University of Environment and Sustainable Development Ghana
- Founder: Prof. Eric Nyarko-Sampson(founding Vice-Chancellor of the University)
- Established: 2020; 6 years ago
- Address: PMB Somanya, Eastern Region, Ghana
- Location: Yilo Krobo Municipality, Eastern Region, Ghana
- Website: Official website

= University of Environment and Sustainable Development =

Public university in Ghana

University of Environment and Sustainable Development (UESD-Ghana) is a newly established University at Trom-Somanya in the Yilo Krobo Municipality in the Eastern Region Ghana. The institution was established by the Government of Ghana (GoG) through the Ministry of Education so that there will be an equitable "access for all" in Ghana. The institution was a collaborative project between Ghana and the Italian Government.

== History ==
The Eastern University, one of President Mahama's promises during the 2012 electioneering, will have two campuses, with the main campus at Somanya and the other at Donkorkrom in the Afram Plains.
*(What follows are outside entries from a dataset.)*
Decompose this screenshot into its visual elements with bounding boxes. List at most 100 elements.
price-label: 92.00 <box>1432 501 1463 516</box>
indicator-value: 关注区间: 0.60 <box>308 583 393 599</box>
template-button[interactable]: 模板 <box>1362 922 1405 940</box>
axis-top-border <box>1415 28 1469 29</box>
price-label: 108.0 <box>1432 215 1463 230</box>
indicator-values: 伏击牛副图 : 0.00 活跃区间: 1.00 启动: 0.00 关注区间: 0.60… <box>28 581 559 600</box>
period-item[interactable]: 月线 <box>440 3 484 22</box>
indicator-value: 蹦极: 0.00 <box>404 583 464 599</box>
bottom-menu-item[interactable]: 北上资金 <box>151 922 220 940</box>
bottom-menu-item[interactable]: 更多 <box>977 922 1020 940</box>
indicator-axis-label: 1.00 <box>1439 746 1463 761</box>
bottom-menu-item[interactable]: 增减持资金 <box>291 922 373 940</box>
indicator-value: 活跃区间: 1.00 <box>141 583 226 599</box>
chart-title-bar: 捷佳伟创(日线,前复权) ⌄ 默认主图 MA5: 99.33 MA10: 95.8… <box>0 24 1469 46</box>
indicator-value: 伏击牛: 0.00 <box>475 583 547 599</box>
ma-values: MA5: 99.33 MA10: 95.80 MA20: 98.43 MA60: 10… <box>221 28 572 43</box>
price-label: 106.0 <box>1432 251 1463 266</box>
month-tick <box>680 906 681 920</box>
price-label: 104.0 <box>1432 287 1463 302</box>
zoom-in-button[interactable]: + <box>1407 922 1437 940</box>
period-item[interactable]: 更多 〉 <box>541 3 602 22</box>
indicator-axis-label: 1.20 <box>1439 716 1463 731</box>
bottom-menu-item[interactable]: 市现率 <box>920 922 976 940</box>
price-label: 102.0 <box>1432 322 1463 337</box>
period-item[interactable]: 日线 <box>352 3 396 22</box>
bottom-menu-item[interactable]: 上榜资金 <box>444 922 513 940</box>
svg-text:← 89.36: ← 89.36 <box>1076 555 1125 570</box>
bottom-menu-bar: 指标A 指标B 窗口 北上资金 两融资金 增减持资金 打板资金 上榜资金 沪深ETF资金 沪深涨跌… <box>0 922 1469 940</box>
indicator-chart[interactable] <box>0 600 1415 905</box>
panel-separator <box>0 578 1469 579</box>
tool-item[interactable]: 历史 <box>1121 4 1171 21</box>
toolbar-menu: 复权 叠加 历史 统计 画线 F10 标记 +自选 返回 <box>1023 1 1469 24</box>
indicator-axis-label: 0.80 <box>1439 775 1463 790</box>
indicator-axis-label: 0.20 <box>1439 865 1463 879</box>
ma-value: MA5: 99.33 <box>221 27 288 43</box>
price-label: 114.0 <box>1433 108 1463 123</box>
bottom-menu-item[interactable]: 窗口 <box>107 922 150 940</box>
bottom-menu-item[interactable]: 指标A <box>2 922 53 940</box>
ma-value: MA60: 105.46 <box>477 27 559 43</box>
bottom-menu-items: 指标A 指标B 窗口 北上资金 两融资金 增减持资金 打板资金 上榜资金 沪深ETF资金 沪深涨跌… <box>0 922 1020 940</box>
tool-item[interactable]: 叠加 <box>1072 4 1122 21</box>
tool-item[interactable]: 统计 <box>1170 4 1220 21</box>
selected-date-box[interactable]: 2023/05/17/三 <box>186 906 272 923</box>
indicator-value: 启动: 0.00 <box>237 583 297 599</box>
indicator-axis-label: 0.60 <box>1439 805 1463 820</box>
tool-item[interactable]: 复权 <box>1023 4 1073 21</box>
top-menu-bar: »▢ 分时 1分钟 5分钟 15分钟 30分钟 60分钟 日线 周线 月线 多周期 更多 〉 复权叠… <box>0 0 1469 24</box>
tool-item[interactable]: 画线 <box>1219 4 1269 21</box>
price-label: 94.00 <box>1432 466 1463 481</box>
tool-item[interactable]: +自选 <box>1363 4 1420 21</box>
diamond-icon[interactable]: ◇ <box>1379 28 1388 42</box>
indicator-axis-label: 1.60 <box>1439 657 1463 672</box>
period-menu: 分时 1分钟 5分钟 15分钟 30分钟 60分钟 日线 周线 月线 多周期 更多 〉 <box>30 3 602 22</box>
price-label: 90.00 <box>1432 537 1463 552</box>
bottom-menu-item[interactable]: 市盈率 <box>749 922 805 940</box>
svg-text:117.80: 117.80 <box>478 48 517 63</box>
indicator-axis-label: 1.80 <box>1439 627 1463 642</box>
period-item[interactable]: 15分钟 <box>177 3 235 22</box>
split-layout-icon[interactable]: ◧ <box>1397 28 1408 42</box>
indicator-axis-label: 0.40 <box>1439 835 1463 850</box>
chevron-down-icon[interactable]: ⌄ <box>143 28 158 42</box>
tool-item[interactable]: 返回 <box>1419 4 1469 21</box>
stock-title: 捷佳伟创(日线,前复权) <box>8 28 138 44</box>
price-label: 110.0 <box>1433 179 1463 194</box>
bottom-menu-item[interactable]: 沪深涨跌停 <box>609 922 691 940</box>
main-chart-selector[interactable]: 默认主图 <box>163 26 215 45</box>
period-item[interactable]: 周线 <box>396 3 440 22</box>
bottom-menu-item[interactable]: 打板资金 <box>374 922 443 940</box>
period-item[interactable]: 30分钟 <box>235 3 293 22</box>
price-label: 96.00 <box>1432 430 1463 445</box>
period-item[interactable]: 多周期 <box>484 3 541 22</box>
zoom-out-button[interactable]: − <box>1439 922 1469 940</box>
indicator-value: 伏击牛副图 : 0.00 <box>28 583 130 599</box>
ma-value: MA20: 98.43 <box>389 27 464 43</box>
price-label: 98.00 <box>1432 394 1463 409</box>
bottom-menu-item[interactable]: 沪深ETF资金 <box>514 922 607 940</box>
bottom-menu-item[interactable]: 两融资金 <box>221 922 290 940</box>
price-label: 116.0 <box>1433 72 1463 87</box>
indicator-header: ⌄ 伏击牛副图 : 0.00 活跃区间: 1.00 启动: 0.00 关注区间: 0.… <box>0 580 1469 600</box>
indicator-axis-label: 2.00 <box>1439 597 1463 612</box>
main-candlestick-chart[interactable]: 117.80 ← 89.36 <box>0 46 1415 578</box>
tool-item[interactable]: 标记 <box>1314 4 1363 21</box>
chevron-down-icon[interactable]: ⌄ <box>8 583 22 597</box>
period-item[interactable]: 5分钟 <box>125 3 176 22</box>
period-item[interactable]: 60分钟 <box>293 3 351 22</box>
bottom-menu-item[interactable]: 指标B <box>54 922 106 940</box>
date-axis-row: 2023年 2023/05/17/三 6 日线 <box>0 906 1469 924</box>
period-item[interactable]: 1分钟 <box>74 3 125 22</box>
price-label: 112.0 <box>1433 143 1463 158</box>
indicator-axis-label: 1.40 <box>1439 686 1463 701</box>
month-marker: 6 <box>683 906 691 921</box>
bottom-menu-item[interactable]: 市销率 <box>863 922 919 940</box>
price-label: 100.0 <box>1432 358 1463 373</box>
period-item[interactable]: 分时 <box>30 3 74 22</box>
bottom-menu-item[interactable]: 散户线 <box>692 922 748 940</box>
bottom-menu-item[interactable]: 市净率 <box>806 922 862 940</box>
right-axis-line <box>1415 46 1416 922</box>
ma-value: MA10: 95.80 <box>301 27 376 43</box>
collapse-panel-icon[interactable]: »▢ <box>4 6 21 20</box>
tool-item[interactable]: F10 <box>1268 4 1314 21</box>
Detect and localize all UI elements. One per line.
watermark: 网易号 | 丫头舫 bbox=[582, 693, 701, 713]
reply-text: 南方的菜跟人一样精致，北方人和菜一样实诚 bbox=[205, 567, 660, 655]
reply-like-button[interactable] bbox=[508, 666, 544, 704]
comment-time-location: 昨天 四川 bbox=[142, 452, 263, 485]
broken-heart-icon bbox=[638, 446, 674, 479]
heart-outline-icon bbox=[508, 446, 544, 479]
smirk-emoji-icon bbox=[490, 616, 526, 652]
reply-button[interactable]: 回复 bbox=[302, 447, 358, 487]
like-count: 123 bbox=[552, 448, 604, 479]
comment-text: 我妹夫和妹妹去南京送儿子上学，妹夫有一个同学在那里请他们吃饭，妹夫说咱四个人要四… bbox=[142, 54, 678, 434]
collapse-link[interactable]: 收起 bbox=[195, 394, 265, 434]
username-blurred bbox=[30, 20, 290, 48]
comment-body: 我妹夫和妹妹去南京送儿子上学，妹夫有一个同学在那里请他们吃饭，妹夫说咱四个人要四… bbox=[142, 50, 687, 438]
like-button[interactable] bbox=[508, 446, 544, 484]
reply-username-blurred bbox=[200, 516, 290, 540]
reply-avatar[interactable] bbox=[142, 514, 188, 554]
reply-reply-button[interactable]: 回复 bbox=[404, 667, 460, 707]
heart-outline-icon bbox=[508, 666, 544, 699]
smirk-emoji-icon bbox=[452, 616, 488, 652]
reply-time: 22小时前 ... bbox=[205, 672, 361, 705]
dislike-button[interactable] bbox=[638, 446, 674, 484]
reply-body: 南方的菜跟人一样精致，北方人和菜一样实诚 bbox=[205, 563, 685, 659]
In April 2013, President Mahama inaugurated a 12-member committee to develop the roadmap for the establishment of the university, which will tackle the critical environmental and sustainable development challenges of the country. That was followed by the establishment of an implementation committee.

President John Dramani Mahama, in December 2016, cut the sod for the construction of the university. President Mahama said Parliament had approved a £45-million commercial agreement between the government and Contracta, a construction firm in Italy, for the development and construction of the university, adding that the beginning of construction would thus proceed unimpeded. which was false, the funding was rather secured by the President Nana Addo on 21 May 2018 between Milan and Somanya - Contracta Costruzioni Italia (CCIT), SACE (Group CDP) and Deutsche Bank have finalized a deal to support a €45.6 million contract for the construction of the University of Environment and Sustainable Development of Somanya in Ghana.

== Objectives ==
The university announces its broad objectives as:

- To specialise in the conduct of research knowledge dissemination in the sciences, agro-business and the built environment.

== Organization ==
The Minister of Education, Dr Matthew Opoku Prempeh constituted interim council members for the institution. They include Professor Jonathan N. Ayertey as the chairman with other members which are: Professor Eric Nyarko as the VC, Mrs Efua Easaba Agyire Tettey, Professor John Blay, Ing. Johannes Twumasi Mensah and Mrs Gina Odartefio. Professor Eric Nyarko is the interim Vice Chancellor, Mrs Mary A. Agyepong works currently as the Registrar and Mr Barfour Awuah Kwabi is in charge of the Finance office.

Currently, UESD offers degree programmes in environmental studies, climate change, urban development, Water Resources Development, Energy Sustainability, Energy Economics and Agriculture.

"The University is to have four undergraduate Schools – the School of Natural and Environmental Sciences, the School of Sustainable Development, the School of Agriculture and Agriculture Entrepreneurship and the School of the Built Environment".

== Relocation ==
“There is only one University of Environment and Sustainable Development here in the Eastern Region. It is the first public university in the Eastern Region. It has only one vice-chancellor; it has one administrative headquarters. The vice-chancellor's residence is going to be built here (in Somanya). The administrative headquarters is also being built here (in Somanya),” President Addo Akufo. His statement was to assure the inhabitants of the area around the newly established first public University in the Eastern Region of the country, Ghana. At the inauguration of UESD, President Akufo-Addo explained that the agreement between Ghana and the Italian Government for the establishment of the university did not allow him nor anyone else to relocate it to Bunso, as was being propagated by opponents of the government, at the inauguration ceremony.

UESD is expected to specialise in the conduct of research knowledge dissemination in the sciences, agro-business and the built environment.

== Dismissal ==
The university was forced to dismiss two of its senior staff members by Ghana Tertiary Education Commission over fake credentials. The two Senior officers dismissed are Emmanuel Opoku Ware and Issac Abbam.

== International ties ==
The institution is a collaborative project between Ghana and the Italian Government.